The inclusion of the Kayayei, who were termed the “Orange Girls” at the 2015 program brought a new dimension to the mentoring programme and galvanized the interest of the Chief Justice and the Judiciary in expanding the programme to address the needs of vulnerable out-of-school girls. 

Sakina Damba Yahaya, from Walewale in the Northern Region had this to say. “I am a kayayo in the Mallam Atta market and have been here for only eight months. I attended Walewale Senior High School but could not make the qualifying grades. Today’s programme has given me the hope to chase that dream which I have: to be a nurse. I have learnt that chasing the dream is not going to be an easy task, but I have relief with the story shared by Mr. Kwame Antwi Boasiako of how he sold bar-loafs on the streets of Accra just to enable him to pay his school fees and today he is a big time accountant and a director in the judicial service. I am determined to be a nurse. With God on my side, I will be successful. Please do not forget to pray for me and also call me regularly to remind me of the pledge I made to UNFPA today as this will keep me on my toes “.  
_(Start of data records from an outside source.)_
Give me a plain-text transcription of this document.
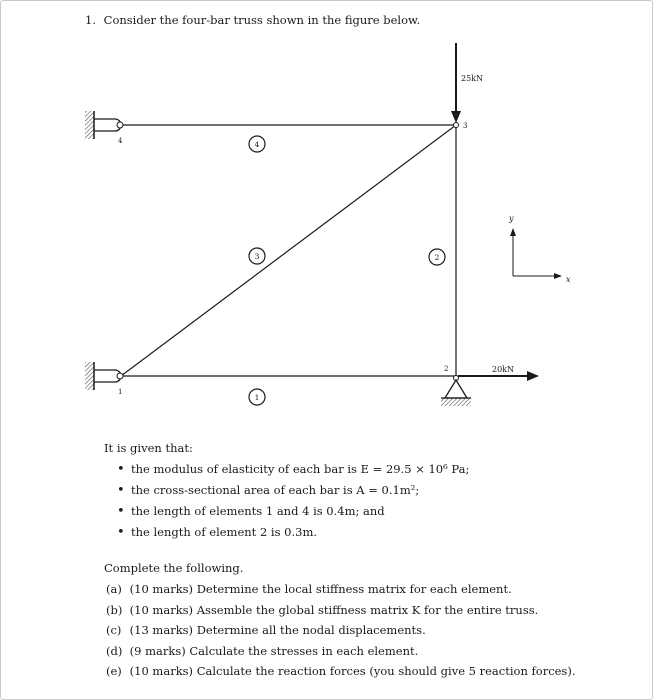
1. Consider the four-bar truss shown in the figure below.
25kN
20kN
4
1
3
2
4
3	2
1
y
x
It is given that:
• the modulus of elasticity of each bar is E = 29.5 × 10⁶ Pa;
• the cross-sectional area of each bar is A = 0.1m²;
• the length of elements 1 and 4 is 0.4m; and
• the length of element 2 is 0.3m.
Complete the following.
(a) (10 marks) Determine the local stiffness matrix for each element.
(b) (10 marks) Assemble the global stiffness matrix K for the entire truss.
(c) (13 marks) Determine all the nodal displacements.
(d) (9 marks) Calculate the stresses in each element.
(e) (10 marks) Calculate the reaction forces (you should give 5 reaction forces).
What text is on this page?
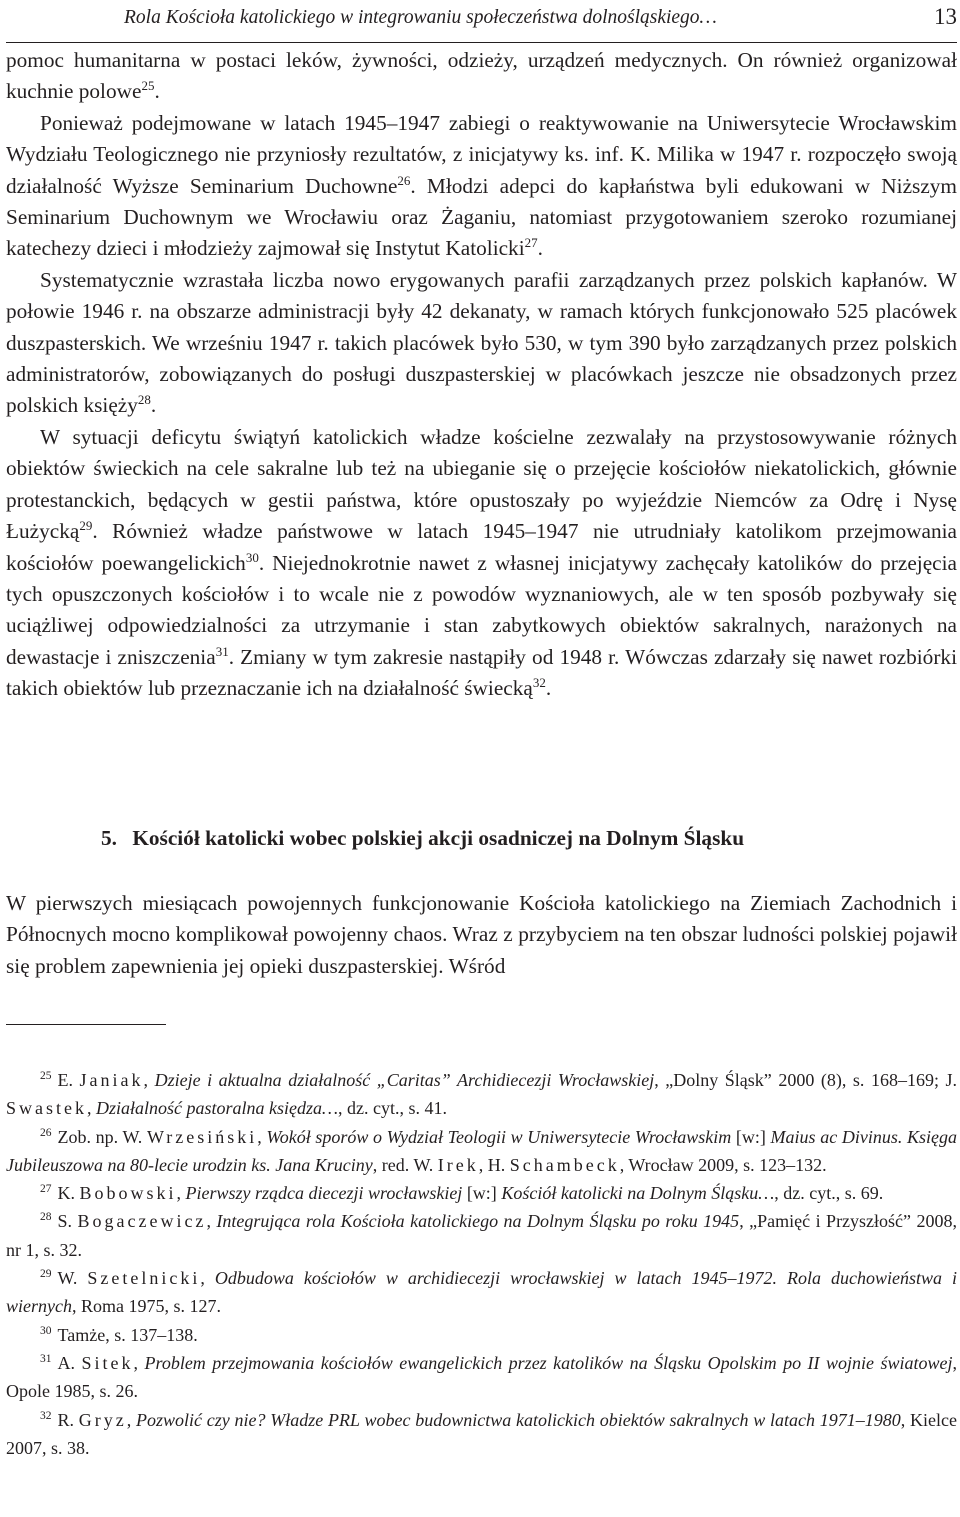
Rola Kościoła katolickiego w integrowaniu społeczeństwa dolnośląskiego…	13

pomoc humanitarna w postaci leków, żywności, odzieży, urządzeń medycznych. On również organizował kuchnie polowe$^{25}$.

Ponieważ podejmowane w latach 1945–1947 zabiegi o reaktywowanie na Uniwersytecie Wrocławskim Wydziału Teologicznego nie przyniosły rezultatów, z inicjatywy ks. inf. K. Milika w 1947 r. rozpoczęło swoją działalność Wyższe Seminarium Duchowne$^{26}$. Młodzi adepci do kapłaństwa byli edukowani w Niższym Seminarium Duchownym we Wrocławiu oraz Żaganiu, natomiast przygotowaniem szeroko rozumianej katechezy dzieci i młodzieży zajmował się Instytut Katolicki$^{27}$.

Systematycznie wzrastała liczba nowo erygowanych parafii zarządzanych przez polskich kapłanów. W połowie 1946 r. na obszarze administracji były 42 dekanaty, w ramach których funkcjonowało 525 placówek duszpasterskich. We wrześniu 1947 r. takich placówek było 530, w tym 390 było zarządzanych przez polskich administratorów, zobowiązanych do posługi duszpasterskiej w placówkach jeszcze nie obsadzonych przez polskich księży$^{28}$.

W sytuacji deficytu świątyń katolickich władze kościelne zezwalały na przystosowywanie różnych obiektów świeckich na cele sakralne lub też na ubieganie się o przejęcie kościołów niekatolickich, głównie protestanckich, będących w gestii państwa, które opustoszały po wyjeździe Niemców za Odrę i Nysę Łużycką$^{29}$. Również władze państwowe w latach 1945–1947 nie utrudniały katolikom przejmowania kościołów poewangelickich$^{30}$. Niejednokrotnie nawet z własnej inicjatywy zachęcały katolików do przejęcia tych opuszczonych kościołów i to wcale nie z powodów wyznaniowych, ale w ten sposób pozbywały się uciążliwej odpowiedzialności za utrzymanie i stan zabytkowych obiektów sakralnych, narażonych na dewastacje i zniszczenia$^{31}$. Zmiany w tym zakresie nastąpiły od 1948 r. Wówczas zdarzały się nawet rozbiórki takich obiektów lub przeznaczanie ich na działalność świecką$^{32}$.

5. Kościół katolicki wobec polskiej akcji osadniczej na Dolnym Śląsku

W pierwszych miesiącach powojennych funkcjonowanie Kościoła katolickiego na Ziemiach Zachodnich i Północnych mocno komplikował powojenny chaos. Wraz z przybyciem na ten obszar ludności polskiej pojawił się problem zapewnienia jej opieki duszpasterskiej. Wśród

$^{25}$ E. Janiak, Dzieje i aktualna działalność „Caritas” Archidiecezji Wrocławskiej, „Dolny Śląsk” 2000 (8), s. 168–169; J. Swastek, Działalność pastoralna księdza…, dz. cyt., s. 41.

$^{26}$ Zob. np. W. Wrzesiński, Wokół sporów o Wydział Teologii w Uniwersytecie Wrocławskim [w:] Maius ac Divinus. Księga Jubileuszowa na 80-lecie urodzin ks. Jana Kruciny, red. W. Irek, H. Schambeck, Wrocław 2009, s. 123–132.

$^{27}$ K. Bobowski, Pierwszy rządca diecezji wrocławskiej [w:] Kościół katolicki na Dolnym Śląsku…, dz. cyt., s. 69.

$^{28}$ S. Bogaczewicz, Integrująca rola Kościoła katolickiego na Dolnym Śląsku po roku 1945, „Pamięć i Przyszłość” 2008, nr 1, s. 32.

$^{29}$ W. Szetelnicki, Odbudowa kościołów w archidiecezji wrocławskiej w latach 1945–1972. Rola duchowieństwa i wiernych, Roma 1975, s. 127.

$^{30}$ Tamże, s. 137–138.

$^{31}$ A. Sitek, Problem przejmowania kościołów ewangelickich przez katolików na Śląsku Opolskim po II wojnie światowej, Opole 1985, s. 26.

$^{32}$ R. Gryz, Pozwolić czy nie? Władze PRL wobec budownictwa katolickich obiektów sakralnych w latach 1971–1980, Kielce 2007, s. 38.
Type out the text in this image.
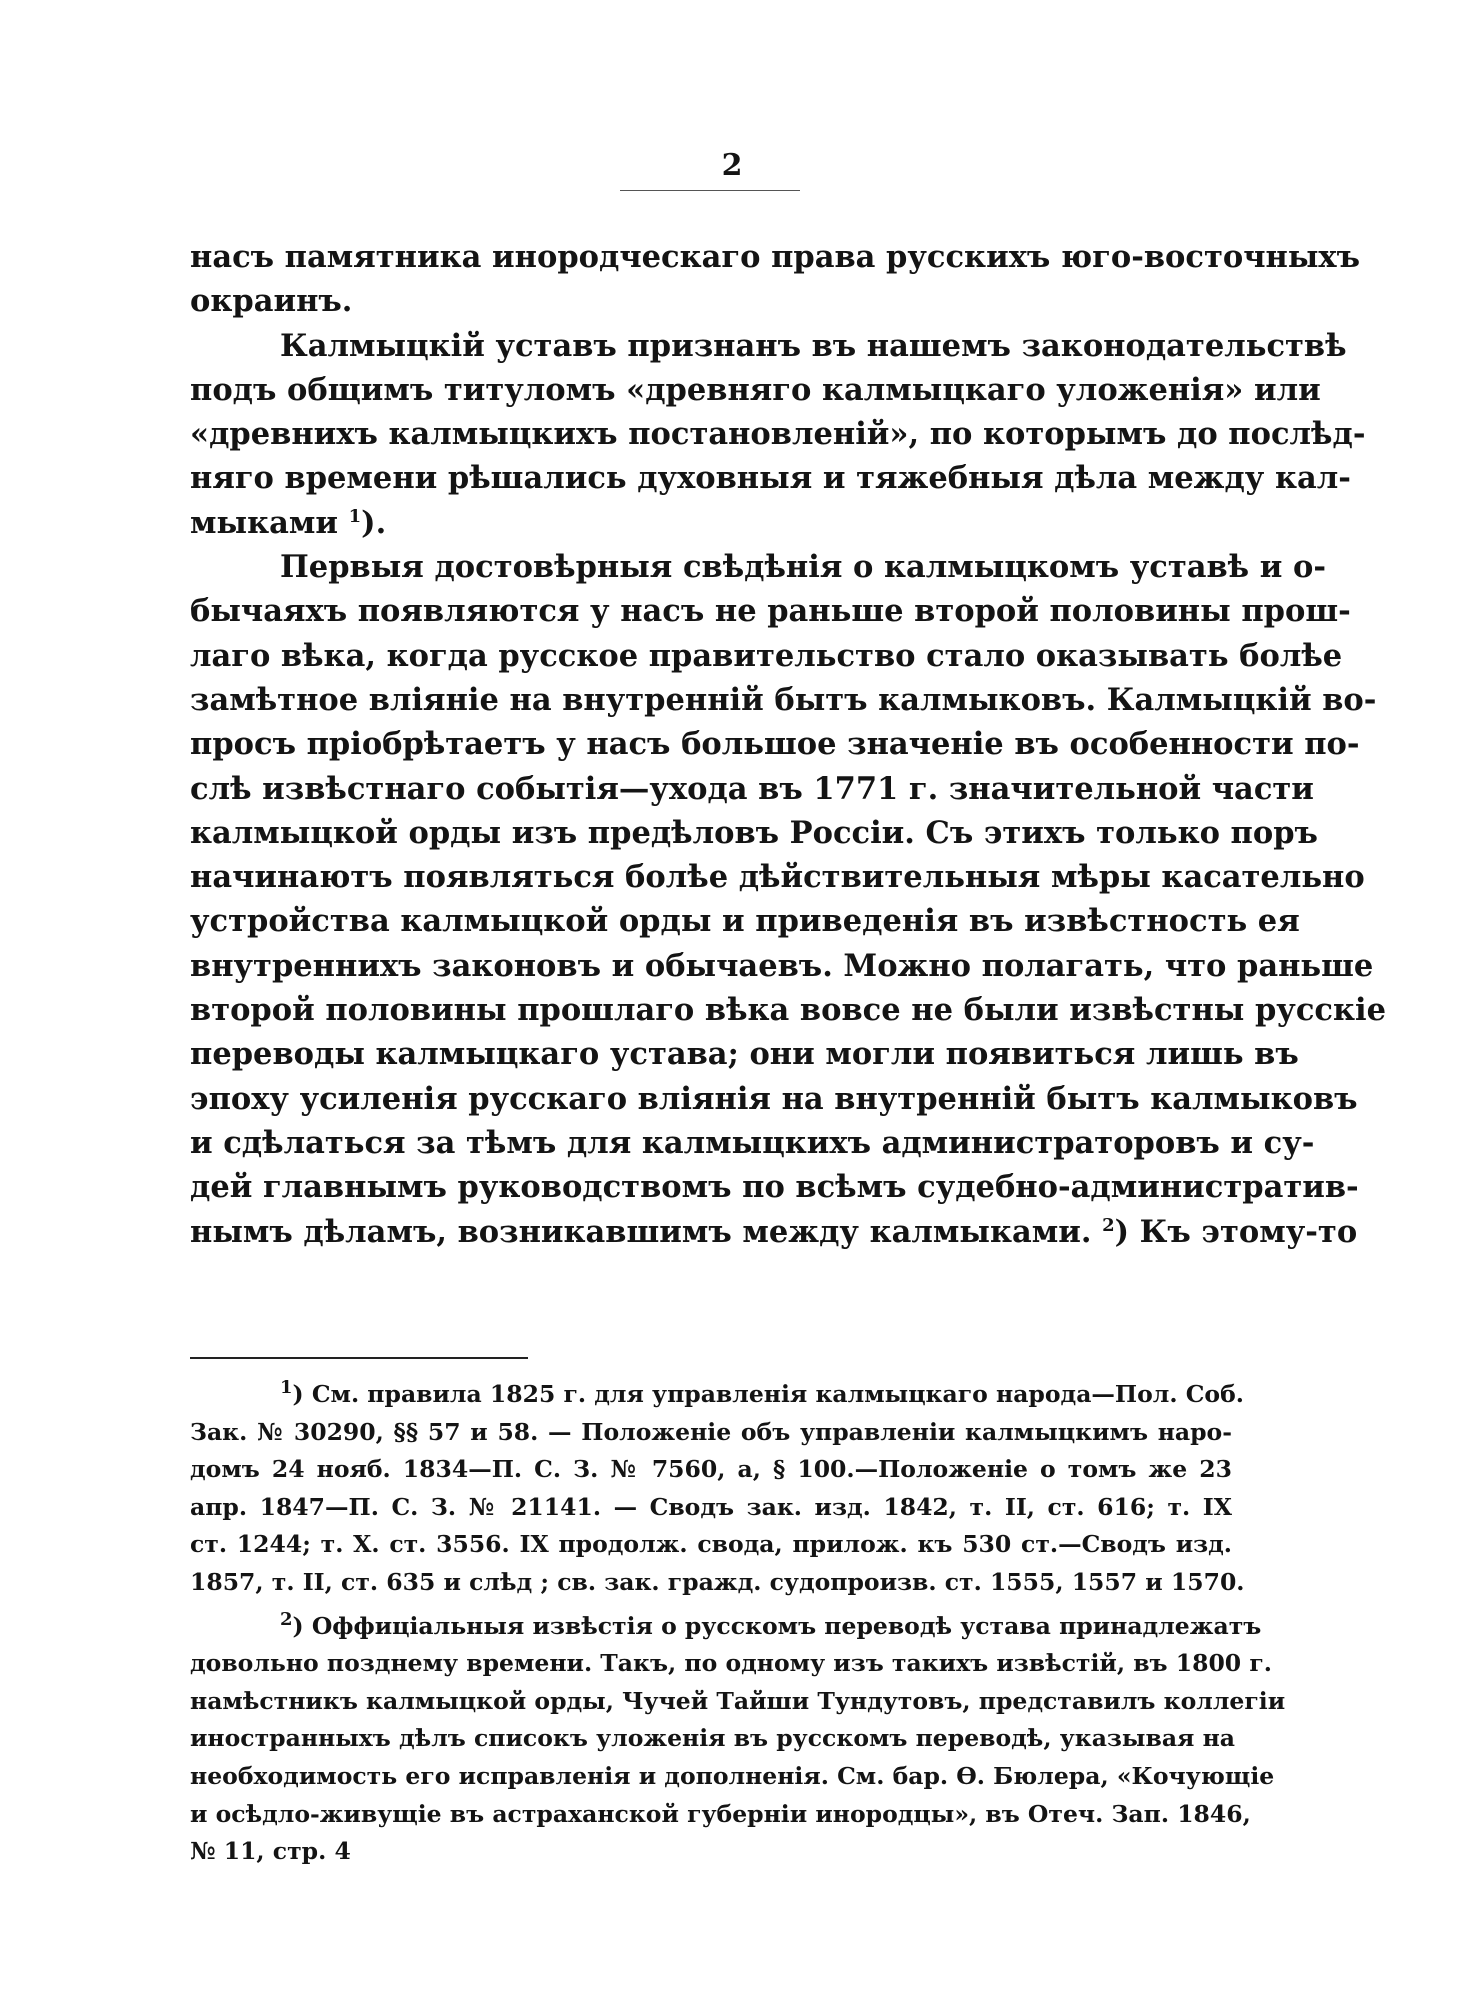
2
насъ памятника инородческаго права русскихъ юго-восточныхъ
окраинъ.
Калмыцкій уставъ признанъ въ нашемъ законодательствѣ
подъ общимъ титуломъ «древняго калмыцкаго уложенія» или
«древнихъ калмыцкихъ постановленій», по которымъ до послѣд-
няго времени рѣшались духовныя и тяжебныя дѣла между кал-
мыками $^1$).
Первыя достовѣрныя свѣдѣнія о калмыцкомъ уставѣ и о-
бычаяхъ появляются у насъ не раньше второй половины прош-
лаго вѣка, когда русское правительство стало оказывать болѣе
замѣтное вліяніе на внутренній бытъ калмыковъ. Калмыцкій во-
просъ пріобрѣтаетъ у насъ большое значеніе въ особенности по-
слѣ извѣстнаго событія—ухода въ 1771 г. значительной части
калмыцкой орды изъ предѣловъ Россіи. Съ этихъ только поръ
начинаютъ появляться болѣе дѣйствительныя мѣры касательно
устройства калмыцкой орды и приведенія въ извѣстность ея
внутреннихъ законовъ и обычаевъ. Можно полагать, что раньше
второй половины прошлаго вѣка вовсе не были извѣстны русскіе
переводы калмыцкаго устава; они могли появиться лишь въ
эпоху усиленія русскаго вліянія на внутренній бытъ калмыковъ
и сдѣлаться за тѣмъ для калмыцкихъ администраторовъ и су-
дей главнымъ руководствомъ по всѣмъ судебно-административ-
нымъ дѣламъ, возникавшимъ между калмыками. $^2$) Къ этому-то
$^1$) См. правила 1825 г. для управленія калмыцкаго народа—Пол. Соб.
Зак. № 30290, §§ 57 и 58. — Положеніе объ управленіи калмыцкимъ наро-
домъ 24 нояб. 1834—П. С. З. № 7560, а, § 100.—Положеніе о томъ же 23
апр. 1847—П. С. З. № 21141. — Сводъ зак. изд. 1842, т. II, ст. 616; т. IX
ст. 1244; т. X. ст. 3556. IX продолж. свода, прилож. къ 530 ст.—Сводъ изд.
1857, т. II, ст. 635 и слѣд ; св. зак. гражд. судопроизв. ст. 1555, 1557 и 1570.
$^2$) Оффиціальныя извѣстія о русскомъ переводѣ устава принадлежатъ
довольно позднему времени. Такъ, по одному изъ такихъ извѣстій, въ 1800 г.
намѣстникъ калмыцкой орды, Чучей Тайши Тундутовъ, представилъ коллегіи
иностранныхъ дѣлъ списокъ уложенія въ русскомъ переводѣ, указывая на
необходимость его исправленія и дополненія. См. бар. Ѳ. Бюлера, «Кочующіе
и осѣдло-живущіе въ астраханской губерніи инородцы», въ Отеч. Зап. 1846,
№ 11, стр. 4
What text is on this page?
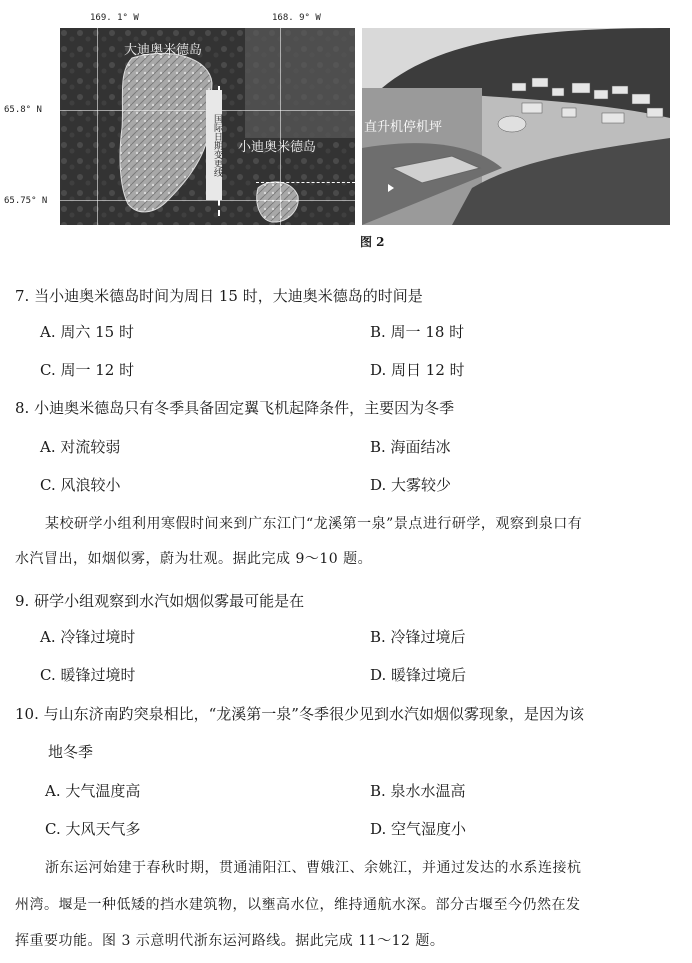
169. 1° W	168. 9° W
65.8° N
65.75° N
国际日期变更线
大迪奥米德岛
小迪奥米德岛
直升机停机坪
图 2
7. 当小迪奥米德岛时间为周日 15 时，大迪奥米德岛的时间是
A. 周六 15 时	B. 周一 18 时
C. 周一 12 时	D. 周日 12 时
8. 小迪奥米德岛只有冬季具备固定翼飞机起降条件，主要因为冬季
A. 对流较弱	B. 海面结冰
C. 风浪较小	D. 大雾较少
某校研学小组利用寒假时间来到广东江门“龙溪第一泉”景点进行研学，观察到泉口有
水汽冒出，如烟似雾，蔚为壮观。据此完成 9～10 题。
9. 研学小组观察到水汽如烟似雾最可能是在
A. 冷锋过境时	B. 冷锋过境后
C. 暖锋过境时	D. 暖锋过境后
10. 与山东济南趵突泉相比，“龙溪第一泉”冬季很少见到水汽如烟似雾现象，是因为该
地冬季
A. 大气温度高	B. 泉水水温高
C. 大风天气多	D. 空气湿度小
浙东运河始建于春秋时期，贯通浦阳江、曹娥江、余姚江，并通过发达的水系连接杭
州湾。堰是一种低矮的挡水建筑物，以壅高水位，维持通航水深。部分古堰至今仍然在发
挥重要功能。图 3 示意明代浙东运河路线。据此完成 11～12 题。
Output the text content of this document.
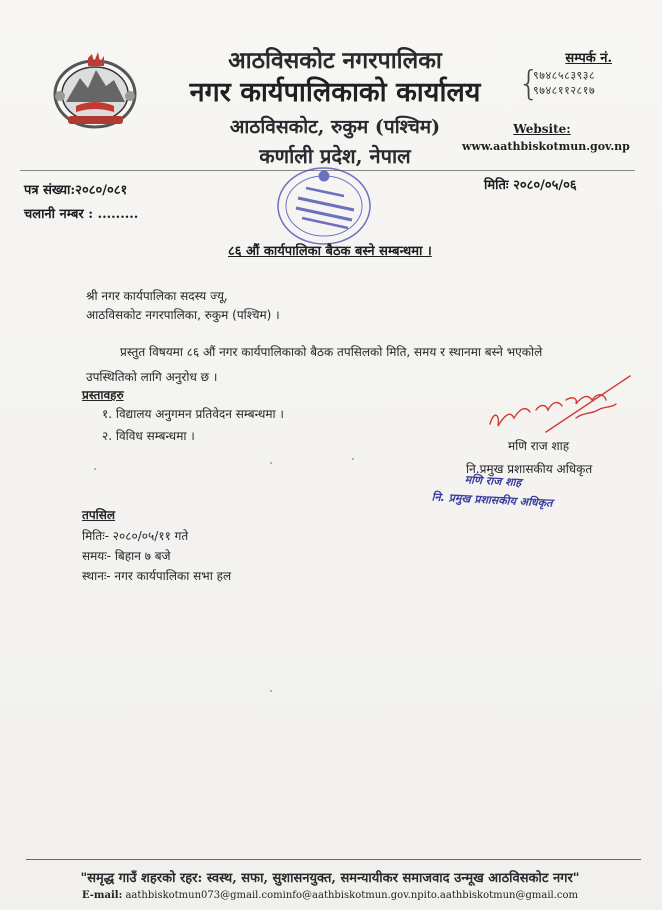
आठविसकोट नगरपालिका
नगर कार्यपालिकाको कार्यालय
आठविसकोट, रुकुम (पश्चिम)
कर्णाली प्रदेश, नेपाल
सम्पर्क नं.
{
९७४८५८३९३८
९७४८११२८१७
Website:
www.aathbiskotmun.gov.np
पत्र संख्या:२०८०/०८१
चलानी नम्बर : .........
मितिः २०८०/०५/०६
८६ औं कार्यपालिका बैठक बस्ने सम्बन्धमा ।
श्री नगर कार्यपालिका सदस्य ज्यू,
आठविसकोट नगरपालिका, रुकुम (पश्चिम) ।
प्रस्तुत विषयमा ८६ औं नगर कार्यपालिकाको बैठक तपसिलको मिति, समय र स्थानमा बस्ने भएकोले उपस्थितिको लागि अनुरोध छ ।
प्रस्तावहरु
१. विद्यालय अनुगमन प्रतिवेदन सम्बन्धमा ।
२. विविध सम्बन्धमा ।
मणि राज शाह
नि.प्रमुख प्रशासकीय अधिकृत
मणि राज शाह
नि. प्रमुख प्रशासकीय अधिकृत
तपसिल
मितिः- २०८०/०५/११ गते
समयः- बिहान ७ बजे
स्थानः- नगर कार्यपालिका सभा हल
"समृद्ध गाउँ शहरको रहर: स्वस्थ, सफा, सुशासनयुक्त, समन्यायीकर समाजवाद उन्मूख आठविसकोट नगर"
E-mail: aathbiskotmun073@gmail.cominfo@aathbiskotmun.gov.npito.aathbiskotmun@gmail.com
The Deputy Representative Ms. Erika Goldson in her remarks reiterated UNFPA’s commitment to continue to facilitate this innovative approach that reaches out to poor and vulnerable young people, particularly out-of-school girls.  She highlighted the fact that the engagement with the Chief Justice and her colleagues will provide a basis for new “Orange Girls” to obtain further knowledge and build self-worth in order to pursue further education. She concluded by emphasizing that an improvement in any form of the lives of these adolescent females will have a ripple effect on both their immediate families and the society as a whole.